I have a file with ranked information:
df1
Type Rank
frameshift 1
stop_gained 2
stop_lost 3
splice_region_variant 4
splice_acceptor_variant 5
splice_donor_variant 6
missense_variant 7
coding_sequence_variant 8
intron_variant 9
NMD_transcript_variant 10
non_coding 11
and another file containing values separated with ,
df2['Variants']
A|intron_variant&NMD_transcript_variant|MODIFIER|23||,A|intron_variant&non_coding|MODIFIER|||,A|intron_variant&non_coding|MODIFIER|||
G|missense_variant&splice_region_variant|HIGH|85||,A|intron_variant&non_coding|MODIFIER|||,A|intron_variant&non_coding|MODIFIER|||
G|missense_variant|MODERATE|23||,G|frameshift&intron_variant|HIGH|||,G|intron_variant&non_coding|MODIFIER|||,G|frameshift&missense_variant|HIGH|42||
G|missense_variant|MODERATE|23||,G|intron_variant|MODIFIER|||,G|intron_variant&non_coding|MODIFIER|||,G|stop_gained&splice_region_variant|HIGH|||
G|missense_variant|MODERATE|23||
G|missense_variant&stop_lost|HIGH|12||
I want to extract the data from df2['Variants']

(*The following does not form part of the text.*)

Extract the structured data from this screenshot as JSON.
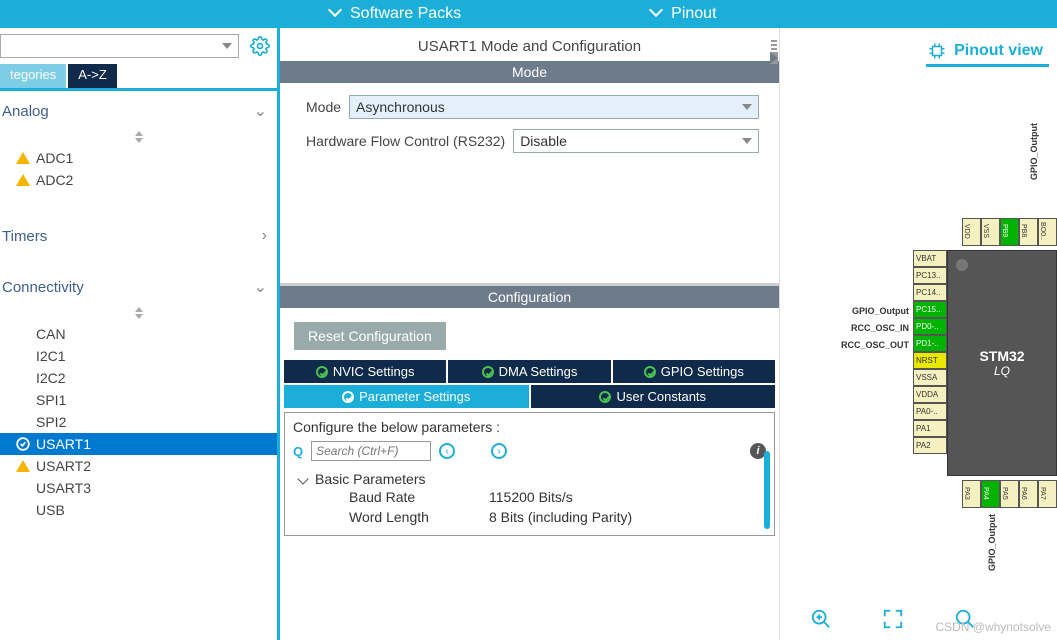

based on the rank order mentioned in the df1
. some complication in the data are sometimes they are given combinedly with &
as frameshift&intron_variant
. In such cases, I want to split the data by &
consider it by their rank. Likewise, I want to extract the values from the data as:
Extracted Ranked
A|intron_variant&NMD_transcript_variant|MODIFIER|23|| intron_variant
G|missense_variant&splice_region_variant|HIGH|85|| splice_region_variant
G|frameshift&intron_variant|HIGH||| frameshift
G|stop_gained&splice_region_variant|HIGH||| stop_gained
G|missense_variant|MODERATE|23|| missense_variant
G|missense_variant&stop_lost|HIGH|12|| stop_lost
I was able to split the files using &
using the code given here. But unable to extract high ranked variants given in df1 from multiple values separated by ,
comma.
Thanks